Lahan dengan kelas kemampuan I berada pada unit lahan 273 (12 ha) dengan penggunaan lahan sawah. Hal ini sesuai untuk pertanian intensif karena dengan kelerengan 0-8% tidak ada faktor yang membatasi penggunaan lahan tersebut.
Lahan dengan kelas kemampuan II terdapat pada nomor unit lahan 52 dan 162 (7.432 ha). Kelas kemampuan II sesuai untuk lahan garapan pertanian terbatas sampai dengan pertanian intensif. Faktor penghambat yang dijumpai adalah faktor lereng dengan kemiringan 0-8%.
Tabel 5.1 Kelas Kemampuan Lahan pada Setiap Satuan lahan Pengamatan Intensif di Sub DAS Way Semah
Satuan Lahan
Penggunaan Lahan
Faktor Penghambat Kelas Kemampuan
Lahan
Evaluasi Penggunaan
Lahan 1 Hutan L2 III Sesuai
8 Hutan L4 VI Sesuai
52 Kebun Campuran L1 II Sesuai 63 Kebun Campuran L3 IV Sesuai 46 Kebun Campuran L2 III Sesuai 91 Kebun Campuran L2 III Sesuai 95 Kebun Campuran L3 IV Sesuai 107 Kebun Campuran L4 VI Tidak sesuai 119 Kebun Campuran L2 III Sesuai 154 Kebun Campuran L2 III Sesuai 159 Kebun Campuran L2 III Sesuai 162 Kebun Campuran L1 II Sesuai 168 Kebun Campuran L3 IV Sesuai
273 Sawah L0 I Sesuai
L0 : kecuraman lereng 0 sampai ≤ 3%, L1 : kecuraman lereng > 3 sampai 8%, L2 : kecuraman lereng >8 sampai 15%, L3 : kecuraman lereng > 15 sampai 30%, L4 : kecuraman lereng >30 sampai 45%
Lahan dengan kelas kemampuan lahan III terdapat pada unit lahan 1, 46, 91, 119, 154, 159 dengan luas total 1 711 ha. Penggunaan lahan yang ada telah sesuai dengan kelas kemampuan lahan, meskipun terdapat faktor penghambat berupa kelas lereng 8% sampai 15% (L2) dan erosi ringan. Untuk unit lahan 1, dengan penggunaan lahan aktual berupa hutan primer, kelerengan 8% sampai 15% tidak menjadikannya sebagai faktor penghambat. Karena kelas kemampuan III bisa dijadikan penggunaan lahan cagar alam, hutan sampai lahan garapan sedang.

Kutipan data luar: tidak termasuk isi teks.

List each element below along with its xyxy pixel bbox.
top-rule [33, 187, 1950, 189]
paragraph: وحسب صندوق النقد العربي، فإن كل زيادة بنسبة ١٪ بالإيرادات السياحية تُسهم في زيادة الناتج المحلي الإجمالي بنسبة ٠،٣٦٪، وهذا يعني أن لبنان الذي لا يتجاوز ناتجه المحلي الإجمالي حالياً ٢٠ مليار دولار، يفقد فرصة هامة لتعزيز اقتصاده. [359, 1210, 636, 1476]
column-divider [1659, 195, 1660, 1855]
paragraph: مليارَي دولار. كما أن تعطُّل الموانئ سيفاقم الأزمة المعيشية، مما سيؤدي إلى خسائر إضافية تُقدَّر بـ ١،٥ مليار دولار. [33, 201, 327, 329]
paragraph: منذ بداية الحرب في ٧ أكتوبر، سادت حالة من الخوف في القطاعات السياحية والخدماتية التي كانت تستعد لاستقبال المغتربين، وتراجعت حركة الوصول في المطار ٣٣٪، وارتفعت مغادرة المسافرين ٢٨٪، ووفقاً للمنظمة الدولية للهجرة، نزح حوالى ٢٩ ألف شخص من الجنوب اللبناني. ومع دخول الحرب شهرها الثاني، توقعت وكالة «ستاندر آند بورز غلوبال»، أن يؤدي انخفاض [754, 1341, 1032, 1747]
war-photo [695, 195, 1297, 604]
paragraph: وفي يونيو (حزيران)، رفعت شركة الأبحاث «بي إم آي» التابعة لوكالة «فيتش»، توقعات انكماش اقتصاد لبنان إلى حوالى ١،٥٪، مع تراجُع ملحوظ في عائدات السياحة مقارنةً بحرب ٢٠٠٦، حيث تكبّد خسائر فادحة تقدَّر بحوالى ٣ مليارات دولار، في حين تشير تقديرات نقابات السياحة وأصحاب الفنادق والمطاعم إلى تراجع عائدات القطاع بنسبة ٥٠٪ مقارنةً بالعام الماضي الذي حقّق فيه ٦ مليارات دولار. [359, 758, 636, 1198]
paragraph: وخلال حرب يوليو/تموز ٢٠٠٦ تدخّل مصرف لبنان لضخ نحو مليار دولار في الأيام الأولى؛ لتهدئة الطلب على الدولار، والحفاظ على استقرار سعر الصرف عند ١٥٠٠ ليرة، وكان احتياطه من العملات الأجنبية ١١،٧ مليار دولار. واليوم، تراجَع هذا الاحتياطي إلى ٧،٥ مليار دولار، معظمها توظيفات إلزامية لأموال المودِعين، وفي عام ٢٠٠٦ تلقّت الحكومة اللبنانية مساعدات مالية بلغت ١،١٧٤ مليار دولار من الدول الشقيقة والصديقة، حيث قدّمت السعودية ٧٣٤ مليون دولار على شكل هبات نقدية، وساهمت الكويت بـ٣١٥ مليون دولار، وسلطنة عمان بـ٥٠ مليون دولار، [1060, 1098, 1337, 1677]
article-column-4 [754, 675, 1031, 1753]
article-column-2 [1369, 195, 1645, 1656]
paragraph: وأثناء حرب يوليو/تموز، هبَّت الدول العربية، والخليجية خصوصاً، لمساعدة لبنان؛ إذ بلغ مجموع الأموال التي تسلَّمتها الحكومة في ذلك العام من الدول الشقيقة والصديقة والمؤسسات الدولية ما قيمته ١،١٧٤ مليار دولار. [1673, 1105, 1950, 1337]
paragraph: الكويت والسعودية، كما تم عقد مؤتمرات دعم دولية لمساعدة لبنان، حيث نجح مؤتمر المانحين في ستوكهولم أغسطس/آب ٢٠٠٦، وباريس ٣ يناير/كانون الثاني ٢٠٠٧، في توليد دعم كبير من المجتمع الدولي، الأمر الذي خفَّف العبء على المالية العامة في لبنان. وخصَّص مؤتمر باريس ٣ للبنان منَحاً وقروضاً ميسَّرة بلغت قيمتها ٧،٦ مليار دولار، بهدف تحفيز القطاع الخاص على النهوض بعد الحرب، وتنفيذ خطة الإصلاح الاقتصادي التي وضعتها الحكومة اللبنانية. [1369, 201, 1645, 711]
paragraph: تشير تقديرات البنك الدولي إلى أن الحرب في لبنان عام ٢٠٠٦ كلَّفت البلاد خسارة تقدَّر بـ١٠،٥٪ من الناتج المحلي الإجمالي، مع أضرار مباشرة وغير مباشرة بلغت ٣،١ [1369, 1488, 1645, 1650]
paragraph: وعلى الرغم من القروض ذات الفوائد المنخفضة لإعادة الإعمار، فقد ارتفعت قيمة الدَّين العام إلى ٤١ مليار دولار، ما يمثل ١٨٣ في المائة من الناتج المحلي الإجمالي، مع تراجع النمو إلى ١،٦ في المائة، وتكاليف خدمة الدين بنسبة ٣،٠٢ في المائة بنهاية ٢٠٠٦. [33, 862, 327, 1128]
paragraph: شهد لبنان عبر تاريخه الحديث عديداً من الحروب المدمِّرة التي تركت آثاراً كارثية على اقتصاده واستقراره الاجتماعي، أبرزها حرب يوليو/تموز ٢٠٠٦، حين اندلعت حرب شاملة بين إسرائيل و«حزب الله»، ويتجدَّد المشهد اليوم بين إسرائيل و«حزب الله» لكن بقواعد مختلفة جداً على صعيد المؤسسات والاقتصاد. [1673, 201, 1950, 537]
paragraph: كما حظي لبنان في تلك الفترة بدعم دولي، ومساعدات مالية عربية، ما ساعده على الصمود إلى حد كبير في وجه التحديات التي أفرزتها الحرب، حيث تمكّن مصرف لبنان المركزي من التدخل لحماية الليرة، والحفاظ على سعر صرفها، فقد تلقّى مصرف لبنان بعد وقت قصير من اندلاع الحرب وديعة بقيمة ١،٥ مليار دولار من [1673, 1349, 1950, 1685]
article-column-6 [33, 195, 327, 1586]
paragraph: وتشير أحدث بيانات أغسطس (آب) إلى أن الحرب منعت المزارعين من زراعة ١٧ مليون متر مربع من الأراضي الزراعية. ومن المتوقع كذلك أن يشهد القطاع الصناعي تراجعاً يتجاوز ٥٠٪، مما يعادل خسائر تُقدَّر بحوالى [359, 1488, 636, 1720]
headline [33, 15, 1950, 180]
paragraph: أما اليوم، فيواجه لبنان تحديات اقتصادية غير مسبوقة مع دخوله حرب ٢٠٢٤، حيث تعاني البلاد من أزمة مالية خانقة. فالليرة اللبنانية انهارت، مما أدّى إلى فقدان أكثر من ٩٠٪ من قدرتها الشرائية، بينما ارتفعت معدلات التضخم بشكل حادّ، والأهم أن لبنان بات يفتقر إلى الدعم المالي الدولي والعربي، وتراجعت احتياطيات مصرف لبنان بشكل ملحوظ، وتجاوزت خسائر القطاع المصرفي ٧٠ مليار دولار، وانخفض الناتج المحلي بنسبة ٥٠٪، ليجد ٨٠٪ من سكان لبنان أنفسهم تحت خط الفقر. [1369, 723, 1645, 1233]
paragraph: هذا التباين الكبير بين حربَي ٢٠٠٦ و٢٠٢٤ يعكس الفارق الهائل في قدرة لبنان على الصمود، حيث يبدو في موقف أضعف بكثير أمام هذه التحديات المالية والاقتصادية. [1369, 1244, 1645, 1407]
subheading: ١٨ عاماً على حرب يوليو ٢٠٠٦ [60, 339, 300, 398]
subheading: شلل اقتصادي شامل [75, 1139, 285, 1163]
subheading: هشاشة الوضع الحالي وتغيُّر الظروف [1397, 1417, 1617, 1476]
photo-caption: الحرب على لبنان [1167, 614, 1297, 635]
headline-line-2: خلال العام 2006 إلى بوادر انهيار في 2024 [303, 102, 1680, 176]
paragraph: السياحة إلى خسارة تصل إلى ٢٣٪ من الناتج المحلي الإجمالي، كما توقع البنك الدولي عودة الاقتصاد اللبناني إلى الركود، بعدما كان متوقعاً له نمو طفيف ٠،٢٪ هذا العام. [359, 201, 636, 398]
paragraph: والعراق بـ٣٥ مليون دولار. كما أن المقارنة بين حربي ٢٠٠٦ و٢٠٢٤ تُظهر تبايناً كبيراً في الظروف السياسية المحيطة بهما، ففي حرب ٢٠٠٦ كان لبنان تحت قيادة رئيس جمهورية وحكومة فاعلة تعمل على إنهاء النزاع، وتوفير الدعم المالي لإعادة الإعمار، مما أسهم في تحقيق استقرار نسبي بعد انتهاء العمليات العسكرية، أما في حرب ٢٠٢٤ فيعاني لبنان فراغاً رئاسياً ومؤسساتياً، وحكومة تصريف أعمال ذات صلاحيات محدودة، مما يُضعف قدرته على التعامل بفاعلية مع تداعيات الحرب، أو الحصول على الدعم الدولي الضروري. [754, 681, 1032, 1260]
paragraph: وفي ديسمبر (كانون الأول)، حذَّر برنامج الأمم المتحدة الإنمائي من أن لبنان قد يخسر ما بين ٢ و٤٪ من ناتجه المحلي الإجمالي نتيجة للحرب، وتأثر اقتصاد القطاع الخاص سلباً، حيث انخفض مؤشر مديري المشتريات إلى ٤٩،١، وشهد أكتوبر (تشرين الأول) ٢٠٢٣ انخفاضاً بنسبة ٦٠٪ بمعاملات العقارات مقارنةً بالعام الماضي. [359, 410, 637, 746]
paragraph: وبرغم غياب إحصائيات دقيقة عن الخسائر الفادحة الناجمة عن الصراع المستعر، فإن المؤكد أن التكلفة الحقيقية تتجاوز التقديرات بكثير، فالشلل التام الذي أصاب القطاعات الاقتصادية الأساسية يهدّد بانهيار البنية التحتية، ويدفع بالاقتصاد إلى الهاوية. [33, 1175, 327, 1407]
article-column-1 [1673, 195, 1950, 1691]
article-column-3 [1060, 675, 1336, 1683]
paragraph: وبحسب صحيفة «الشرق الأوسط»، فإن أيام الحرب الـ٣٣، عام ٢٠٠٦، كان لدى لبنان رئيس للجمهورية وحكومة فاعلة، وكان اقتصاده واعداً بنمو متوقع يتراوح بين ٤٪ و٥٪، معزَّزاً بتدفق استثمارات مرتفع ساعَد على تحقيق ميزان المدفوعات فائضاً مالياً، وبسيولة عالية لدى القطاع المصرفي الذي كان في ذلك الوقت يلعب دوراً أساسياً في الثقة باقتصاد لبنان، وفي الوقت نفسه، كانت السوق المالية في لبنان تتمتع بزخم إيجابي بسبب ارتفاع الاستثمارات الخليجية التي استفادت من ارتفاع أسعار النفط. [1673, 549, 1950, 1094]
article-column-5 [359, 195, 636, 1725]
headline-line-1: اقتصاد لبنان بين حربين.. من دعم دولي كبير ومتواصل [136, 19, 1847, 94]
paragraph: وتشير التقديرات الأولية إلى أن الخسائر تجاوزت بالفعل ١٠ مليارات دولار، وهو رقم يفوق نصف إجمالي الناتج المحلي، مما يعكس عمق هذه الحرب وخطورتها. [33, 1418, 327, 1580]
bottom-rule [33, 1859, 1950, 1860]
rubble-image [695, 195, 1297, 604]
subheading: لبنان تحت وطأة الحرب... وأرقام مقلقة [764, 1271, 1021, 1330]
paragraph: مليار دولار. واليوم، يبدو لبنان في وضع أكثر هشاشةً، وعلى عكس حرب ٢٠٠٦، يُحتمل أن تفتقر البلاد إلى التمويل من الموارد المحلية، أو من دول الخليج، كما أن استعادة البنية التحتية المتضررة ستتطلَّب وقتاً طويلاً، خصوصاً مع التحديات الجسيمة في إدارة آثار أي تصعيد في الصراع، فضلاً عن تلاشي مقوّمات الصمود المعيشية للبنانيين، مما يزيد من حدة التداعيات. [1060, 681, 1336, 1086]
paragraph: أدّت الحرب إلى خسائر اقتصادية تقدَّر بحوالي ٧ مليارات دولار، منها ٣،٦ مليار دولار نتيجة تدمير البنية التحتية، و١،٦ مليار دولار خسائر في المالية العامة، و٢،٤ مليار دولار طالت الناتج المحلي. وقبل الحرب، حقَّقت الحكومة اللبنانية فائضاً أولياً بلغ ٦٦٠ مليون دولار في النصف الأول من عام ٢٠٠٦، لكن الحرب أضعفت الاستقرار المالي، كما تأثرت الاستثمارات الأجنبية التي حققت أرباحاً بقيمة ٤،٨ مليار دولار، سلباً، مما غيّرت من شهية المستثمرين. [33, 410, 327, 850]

Lahan dengan kelas kemampuan lahan IV terdapat pada unit lahan 63, 95, dan 168 dengan luas 297 ha. Penggunaan lahan yang ada pada unit lahan tersebut berupa kebun campuran, dan masih sesuai dengan kriteria kelas kemampuan lahan karena masih bisa digunakan sebagai lahan garapan terbatas.. Namun adanya faktor penghambat berupa lereng 15% sampai 25% (L3) dan erosi sedang, maka disarankan untuk melakukan tindakan konservasi yang lebih intensif pada lahan tersebut.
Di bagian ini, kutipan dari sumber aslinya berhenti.